Pair Corralation between IShares Small and IShares Emergent

Given the investment horizon of 90 days iShares Small Cap is expected to generate 1.53 times more return on investment than IShares Emergent. However, IShares Small is 1.53 times more volatile than iShares Emergent Food. It trades about 0.04 of its potential returns per unit of risk. iShares Emergent Food is currently generating about 0.01 per unit of risk. If you would invest  2,761  in iShares Small Cap on September 3, 2024 and sell it today you would earn a total of  809.00  from holding iShares Small Cap or generate 29.3% return on investment over 90 days.
Time Period3 Months [change]
DirectionMoves Together 
StrengthWeak
Accuracy100.0%
ValuesDaily Returns

iShares Small Cap  vs.  iShares Emergent Food

 Performance 
       Timeline  
iShares Small Cap 

Risk-Adjusted Performance

9 of 100

 
Weak
 
Strong
OK
Compared to the overall equity markets, risk-adjusted returns on investments in iShares Small Cap are ranked lower than 9 (%) of all global equities and portfolios over the last 90 days. Despite quite conflicting basic indicators, IShares Small may actually be approaching a critical reversion point that can send shares even higher in January 2025.
iShares Emergent Food 

Risk-Adjusted Performance

8 of 100

 
Weak
 
Strong
OK
Compared to the overall equity markets, risk-adjusted returns on investments in iShares Emergent Food are ranked lower than 8 (%) of all global equities and portfolios over the last 90 days. Despite nearly stable technical and fundamental indicators, IShares Emergent is not utilizing all of its potentials. The latest stock price disturbance, may contribute to mid-run losses for the stockholders.

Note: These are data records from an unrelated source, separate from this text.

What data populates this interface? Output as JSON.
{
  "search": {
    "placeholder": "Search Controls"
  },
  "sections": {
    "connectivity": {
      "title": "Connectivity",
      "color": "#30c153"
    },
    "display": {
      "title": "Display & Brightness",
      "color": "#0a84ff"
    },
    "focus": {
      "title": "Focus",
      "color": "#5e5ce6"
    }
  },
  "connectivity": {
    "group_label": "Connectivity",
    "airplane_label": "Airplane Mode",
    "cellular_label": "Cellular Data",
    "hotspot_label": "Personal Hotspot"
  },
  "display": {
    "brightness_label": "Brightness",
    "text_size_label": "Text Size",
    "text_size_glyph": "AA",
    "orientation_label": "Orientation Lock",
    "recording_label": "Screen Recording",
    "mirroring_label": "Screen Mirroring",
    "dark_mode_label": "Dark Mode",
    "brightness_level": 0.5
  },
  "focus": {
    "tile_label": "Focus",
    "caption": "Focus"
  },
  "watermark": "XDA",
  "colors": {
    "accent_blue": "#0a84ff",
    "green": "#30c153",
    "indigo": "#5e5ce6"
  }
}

IShares Small and IShares Emergent Volatility Contrast

   Predicted Return Density   
       Returns  

Pair Trading with IShares Small and IShares Emergent

The main advantage of trading using opposite IShares Small and IShares Emergent positions is that it hedges away some unsystematic risk. Because of two separate transactions, even if IShares Small position performs unexpectedly, IShares Emergent can make up some of the losses. Pair trading also minimizes risk from directional movements in the market. For example, if an entire industry or sector drops because of unexpected headlines, the short position in IShares Emergent will offset losses from the drop in IShares Emergent's long position.
The idea behind iShares Small Cap and iShares Emergent Food pairs trading is to make the combined position market-neutral, meaning the overall market's direction will not affect its win or loss (or potential downside or upside). This can be achieved by designing a pairs trade with two highly correlated stocks or equities that operate in a similar space or sector, making it possible to obtain profits through simple and relatively low-risk investment.
Check out your portfolio center.
Note that this page's information should be used as a complementary analysis to find the right mix of equity instruments to add to your existing portfolios or create a brand new portfolio. You can also try the Risk-Return Analysis module to view associations between returns expected from investment and the risk you assume.